I've scoured output of dicationary_columns and all manner of SAS support pages. I would expect something like how to either

  • export a data dictionary with complete and accurate data type information
  • export create table statements for all existing tables with complete and accurate data type information

The real answer for DBAs See SAS documentation on the format command; when you supply a format, the value gets stored in the dictionary.columns.format. SAS will respect the format when you execute %ds2csv; so for dbas:

  1. export the dictionary.columns
  2. use dictionary.column to generate create table sql
  3. for (sas)variable type=char use varchar(sas column length)
  4. for (sas)variable type=num use the appropriate integer, decimal(precision, scale) etc. as indicated in the (dictionary.columns.format)

Solution

  • SAS has two type of variables. Fixed length character strings and 64-bit binary floating point numbers.

    The LENGTH of a variable is how many bytes it uses to store the value in the dataset. For a character variable that will match the number of characters when using a single byte encoding. For a numeric variable it is how many of the 8 bytes required to store a 64-bit number you want to store. When the value is retrieved from the dataset the other bytes are set to binary zeros. To see how that impacts the maximum integer that SAS can store precisely you can use the CONSTANT() function with the EXACTINT constant.

    So on a machine using IEEE format for floating point you get:

    1487  data _null_;
    1488    do bytes=3 to 8;
    1489      int=constant('exactint',bytes);
    1490      put bytes int comma23. ;
    1491    end;
    1492  run;
    
    3                   8,192
    4               2,097,152
    5             536,870,912
    6         137,438,953,472
    7      35,184,372,088,832
    8   9,007,199,254,740,992
    

    The values will be different if you are running on an IBM mainframe since that machine uses a different floating point representation.

    You can perhaps impute an estimate of the types of numbers that are being stored based on whether the creator of the dataset decided to attach a specific display format to the variable.
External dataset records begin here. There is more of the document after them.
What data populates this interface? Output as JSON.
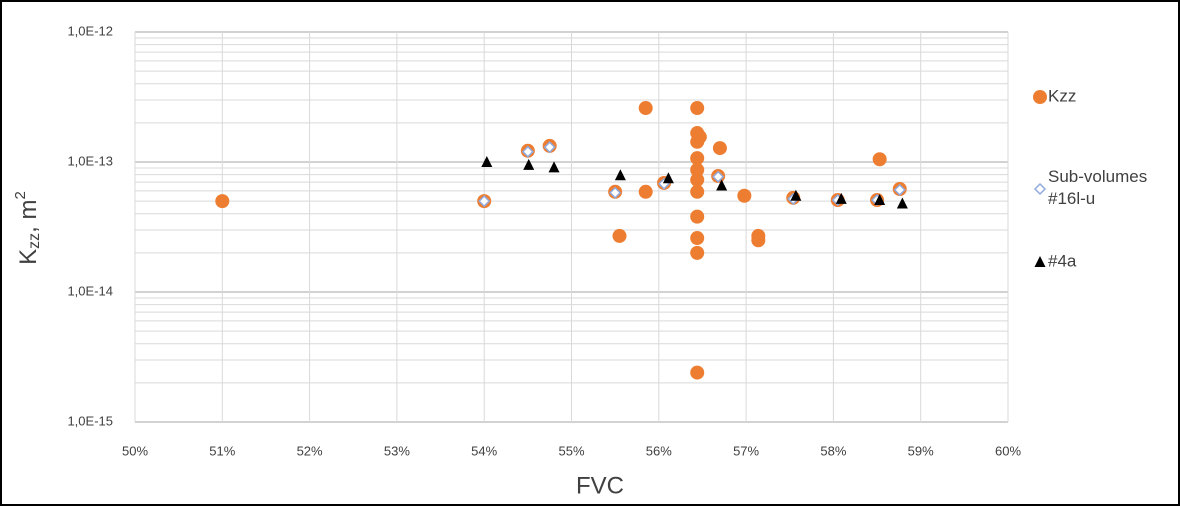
{
  "chart_data": {
    "type": "scatter",
    "x_label": "FVC",
    "y_label": {
      "main": "K",
      "sub": "zz",
      "unit": ", m",
      "sup": "2"
    },
    "log_y": true,
    "grid": true,
    "legend": "right",
    "xlim": [
      50,
      60
    ],
    "xticks": [
      {
        "value": 50,
        "label": "50%"
      },
      {
        "value": 51,
        "label": "51%"
      },
      {
        "value": 52,
        "label": "52%"
      },
      {
        "value": 53,
        "label": "53%"
      },
      {
        "value": 54,
        "label": "54%"
      },
      {
        "value": 55,
        "label": "55%"
      },
      {
        "value": 56,
        "label": "56%"
      },
      {
        "value": 57,
        "label": "57%"
      },
      {
        "value": 58,
        "label": "58%"
      },
      {
        "value": 59,
        "label": "59%"
      },
      {
        "value": 60,
        "label": "60%"
      }
    ],
    "ylim": [
      1e-15,
      1e-12
    ],
    "yticks": [
      {
        "value": 1e-15,
        "label": "1,0E-15"
      },
      {
        "value": 1e-14,
        "label": "1,0E-14"
      },
      {
        "value": 1e-13,
        "label": "1,0E-13"
      },
      {
        "value": 1e-12,
        "label": "1,0E-12"
      }
    ],
    "series": [
      {
        "name": "Kzz",
        "marker": "circle",
        "color": "#ed7d31",
        "x": [
          51.0,
          54.0,
          54.5,
          54.75,
          55.5,
          55.55,
          55.85,
          55.85,
          56.06,
          56.44,
          56.44,
          56.44,
          56.47,
          56.44,
          56.44,
          56.44,
          56.44,
          56.44,
          56.44,
          56.44,
          56.44,
          56.7,
          56.68,
          56.98,
          57.14,
          57.14,
          57.54,
          58.05,
          58.53,
          58.5,
          58.76
        ],
        "values": [
          5e-14,
          5e-14,
          1.22e-13,
          1.33e-13,
          5.9e-14,
          2.7e-14,
          2.6e-13,
          5.9e-14,
          6.9e-14,
          2.6e-13,
          1.67e-13,
          1.43e-13,
          1.56e-13,
          1.07e-13,
          8.7e-14,
          7.3e-14,
          5.9e-14,
          3.8e-14,
          2.6e-14,
          2e-14,
          2.4e-15,
          1.28e-13,
          7.8e-14,
          5.5e-14,
          2.7e-14,
          2.5e-14,
          5.3e-14,
          5.1e-14,
          1.05e-13,
          5.1e-14,
          6.2e-14
        ]
      },
      {
        "name": "Sub-volumes #16l-u",
        "marker": "diamond",
        "color": "#8faadc",
        "x": [
          54.0,
          54.5,
          54.75,
          55.5,
          56.06,
          56.68,
          57.54,
          58.05,
          58.5,
          58.76
        ],
        "values": [
          5e-14,
          1.2e-13,
          1.3e-13,
          5.8e-14,
          6.8e-14,
          7.7e-14,
          5.2e-14,
          5.1e-14,
          5.1e-14,
          6.1e-14
        ]
      },
      {
        "name": "#4a",
        "marker": "triangle",
        "color": "#000000",
        "x": [
          54.03,
          54.51,
          54.8,
          55.56,
          56.11,
          56.72,
          57.57,
          58.09,
          58.53,
          58.79
        ],
        "values": [
          1e-13,
          9.5e-14,
          9.1e-14,
          7.9e-14,
          7.5e-14,
          6.6e-14,
          5.5e-14,
          5.2e-14,
          5.1e-14,
          4.8e-14
        ]
      }
    ]
  }
}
The width of the display format is the number of bytes used to display it. So that will include space for all digits before and after the decimal point and also for a decimal point if needed (and if using a format like COMMA or DOLLAR or PERCENT then also space for example other characters displays). The value after the period in the format definition is the number of decimal places to display. So a format of 8.3 will write 4 digits, a decimal point and then 3 more digits for a total of 8 bytes. So using your definition of PRECISION and SCALE you would estimate the SCALE as the number of decimal places (the value of the FORMATD variable produced by PROC CONTENTS) and PRECISION as either the width of the format (FORMATL variable) or the width minus one depending on whether the number of decimal places is zero or not.

    Note that the format is only used to display the values so it does not change how the values are stored.

    If you want to see the PRECISION and SCALE for the possible values of the normal numeric format (which can be referenced using the alias F) then you could run this program and print the resulting dataset.

    data decimal;
      length formatspec $40 format $32 formatl formatd precision scale 8;
      format='F';
      do formatl=1 to 17 ;
        do formatd=0 to max(0,formatl-2);
          formatspec=cats(format,formatl,'.');
          if formatd then formatspec=cats(formatspec,formatd);
          scale=formatd ;
          precision = formatl;
          if formatd then precision=precision-1;
          if precision < 17 then output;
        end;
      end;
    run;
    

    You could do similar calculations for COMMA and DOLLAR formats but including extra subtractions from the PRECISION based on how many extra characters will be printed by those formats. So DOLLAR13.2 (example displayed value $1,234,567.89) would have PRECISION 9 and SCALE 2 since there are 4 punctuation characters counted in the overall width of 13 characters.

    If your values could be negative then when converting from PRECISION and SCALE to a SAS display format you probably need to add one to the display width to account for the negative sign.